Vlade helps his team fill the new box with soil. “Idelba says she can pull up some good mud to mix with our compost. We should be okay for soil.”
“You’ll need seeds,” Mutt points out.
“Sure, but the seed bank is ready to provide. They want us to try out some new hybrids they’ve got. And some new heirlooms.”
“New heirlooms?”
“They rustled them up somewhere. The call has gone out. Anyway, we’ll be okay. Back in business in time to get a late-fall crop, anyway.”
“What about our hotello?”
“What, isn’t that up yet? You can put that up in an hour. That’s the point of those things. It’s in the storage closet back of the elevators.”
“We didn’t know where it was,” Mutt confesses.
“Sorry, I should have told you. Where are you staying now?”
“Nowhere.”
“In the common room.”
“Oh hell, let’s get you up here. I need you here to serve as night watchmen. And you need your place.”

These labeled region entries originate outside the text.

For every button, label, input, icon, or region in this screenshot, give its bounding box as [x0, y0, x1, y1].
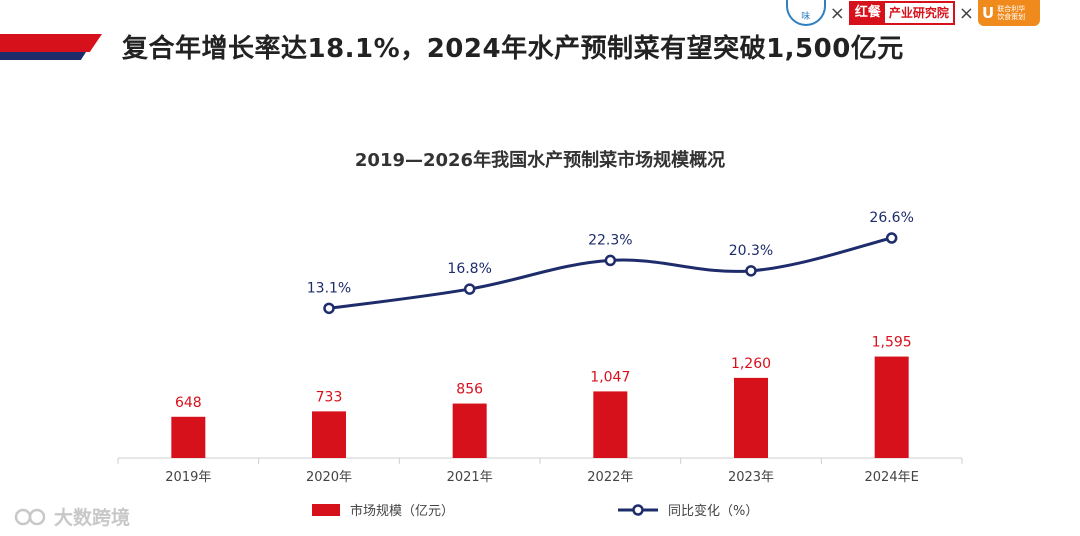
yoy-value-label-4: 20.3% — [729, 243, 773, 259]
x-tick-label-5: 2024年E — [865, 470, 919, 485]
brand-watermark-icon — [14, 508, 46, 525]
x-tick-label-2: 2021年 — [447, 470, 493, 485]
bar-value-label-2: 856 — [456, 382, 483, 398]
cross-icon: × — [829, 2, 845, 24]
yoy-point-2 — [463, 283, 476, 295]
yoy-value-label-2: 16.8% — [447, 261, 491, 277]
hongcan-logo-text: 产业研究院 — [888, 6, 949, 20]
unilever-food-logo: U 联合利华 饮食策划 — [978, 0, 1040, 26]
bar-value-label-3: 1,047 — [590, 369, 630, 385]
bar-value-label-1: 733 — [316, 389, 343, 405]
bar-4 — [734, 377, 768, 458]
legend-line-swatch — [618, 503, 658, 516]
legend-line-label: 同比变化（%） — [668, 504, 759, 519]
title-banner-navy — [0, 52, 86, 60]
bar-3 — [593, 391, 628, 458]
unilever-logo-line1: 联合利华 — [997, 5, 1026, 13]
x-tick-label-4: 2023年 — [728, 470, 774, 485]
x-tick-label-3: 2022年 — [587, 470, 633, 485]
x-tick-label-1: 2020年 — [306, 470, 352, 485]
yoy-point-3 — [604, 254, 617, 267]
legend-item-line: 同比变化（%） — [618, 500, 758, 519]
page-headline: 复合年增长率达18.1%，2024年水产预制菜有望突破1,500亿元 — [122, 34, 904, 64]
yoy-value-label-5: 26.6% — [869, 210, 913, 226]
bar-2 — [452, 403, 487, 458]
legend-item-bar: 市场规模（亿元） — [312, 500, 454, 519]
bar-value-label-0: 648 — [175, 395, 202, 411]
association-logo-text: 味 — [801, 12, 811, 22]
yoy-point-1 — [323, 302, 335, 315]
yoy-point-5 — [885, 232, 898, 244]
unilever-logo-mark: U — [982, 4, 995, 22]
yoy-line-path — [328, 236, 893, 310]
bar-5 — [874, 356, 909, 458]
yoy-point-4 — [745, 265, 757, 277]
title-banner-red — [0, 34, 102, 52]
unilever-logo-line2: 饮食策划 — [997, 13, 1026, 21]
x-tick-label-0: 2019年 — [165, 470, 211, 485]
brand-watermark-text: 大数跨境 — [54, 507, 131, 529]
legend-bar-label: 市场规模（亿元） — [350, 504, 455, 519]
brand-watermark: 大数跨境 — [14, 503, 130, 530]
bar-1 — [312, 411, 346, 458]
hongcan-logo: 红餐 产业研究院 — [848, 1, 955, 25]
yoy-value-label-3: 22.3% — [588, 232, 632, 248]
yoy-value-label-1: 13.1% — [307, 280, 351, 296]
bar-value-label-5: 1,595 — [872, 335, 912, 351]
chart-title: 2019—2026年我国水产预制菜市场规模概况 — [354, 150, 726, 171]
logo-strip: 味 × 红餐 产业研究院 × U 联合利华 饮食策划 — [785, 0, 1040, 26]
bar-0 — [171, 416, 206, 458]
bar-value-label-4: 1,260 — [731, 356, 771, 372]
hongcan-logo-mark: 红餐 — [850, 3, 885, 23]
legend-bar-swatch — [312, 503, 340, 516]
cross-icon: × — [958, 2, 974, 24]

Vlade is as good as his word, so when the current load of dirt is shoveled into the new planter boxes, he goes to the storage room and pulls out what looks like an oversized suitcase. This, along with a trunk containing all their bathroom fixtures, is their hotello, packed to move. All its parts are off the shelf, modular, easy to assemble. Plastic everything, including the air mattresses on cots, the walls that look like thick opaque shower curtains, because they are; the chem toilet; the light fixtures that are LED strings, and often strung on the structural elements, which resemble PVC tubing, now spangled as with Christmas lights. Festive in the dark.

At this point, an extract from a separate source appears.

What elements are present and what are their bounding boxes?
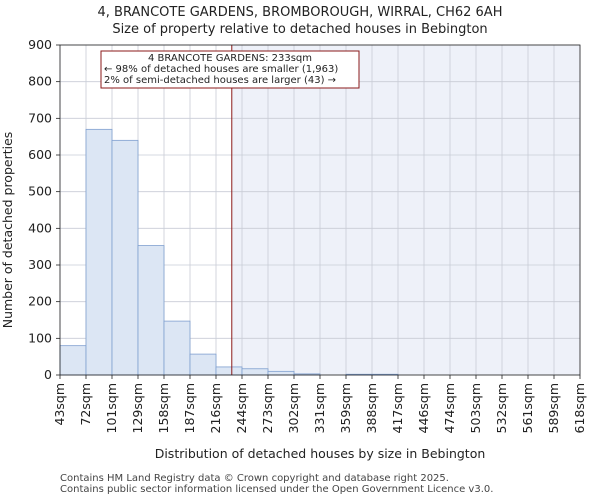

Vlade takes a look around and declares the place rebuilt. It has indeed taken an hour.
“It seems kind of breezy up here now,” Jeff remarks to him.

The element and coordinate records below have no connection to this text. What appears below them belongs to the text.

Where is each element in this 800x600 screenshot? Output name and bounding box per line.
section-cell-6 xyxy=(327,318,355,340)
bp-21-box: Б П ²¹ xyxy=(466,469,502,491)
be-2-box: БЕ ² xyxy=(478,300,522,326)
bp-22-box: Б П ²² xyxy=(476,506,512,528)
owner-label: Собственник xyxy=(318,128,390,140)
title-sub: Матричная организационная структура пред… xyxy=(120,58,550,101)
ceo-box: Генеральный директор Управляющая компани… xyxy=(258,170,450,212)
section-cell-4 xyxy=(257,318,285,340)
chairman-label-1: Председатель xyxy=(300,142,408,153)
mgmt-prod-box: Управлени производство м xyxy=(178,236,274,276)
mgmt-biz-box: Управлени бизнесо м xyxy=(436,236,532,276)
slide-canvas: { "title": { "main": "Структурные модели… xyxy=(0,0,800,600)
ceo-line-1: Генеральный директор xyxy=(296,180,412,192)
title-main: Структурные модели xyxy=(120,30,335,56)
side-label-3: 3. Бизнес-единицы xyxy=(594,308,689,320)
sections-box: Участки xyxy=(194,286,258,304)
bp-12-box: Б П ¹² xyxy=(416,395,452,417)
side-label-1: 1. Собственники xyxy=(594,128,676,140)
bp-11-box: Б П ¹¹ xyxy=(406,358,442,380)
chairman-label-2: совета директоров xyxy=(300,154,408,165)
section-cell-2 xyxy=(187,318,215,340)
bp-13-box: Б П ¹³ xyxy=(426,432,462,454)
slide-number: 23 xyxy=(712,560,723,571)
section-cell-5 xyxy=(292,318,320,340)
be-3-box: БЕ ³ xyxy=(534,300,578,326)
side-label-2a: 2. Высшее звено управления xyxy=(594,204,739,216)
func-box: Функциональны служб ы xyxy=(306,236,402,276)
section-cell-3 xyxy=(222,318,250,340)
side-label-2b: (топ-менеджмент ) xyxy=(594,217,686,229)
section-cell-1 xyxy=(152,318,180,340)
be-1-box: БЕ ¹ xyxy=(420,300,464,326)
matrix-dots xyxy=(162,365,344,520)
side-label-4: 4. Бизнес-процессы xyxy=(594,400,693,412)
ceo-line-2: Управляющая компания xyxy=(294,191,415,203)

“It was always breezy up here.”
“But now I’m noticing it more. After the hurricane, I guess.”
“Sure,” says Vlade. “We feel it now.”
“What are you going to do about that, by the way? I mean next time there’s a big storm. In terms of protecting this floor.”
“I don’t know. I’m still thinking it over. I think the whole city is, in terms of windows and how to deal. I don’t know if there’s any great solution, if we’re going to get storms like that one. I’m hoping that was a once-in-a-lifetime thing. It’s gonna take years to rebuild.”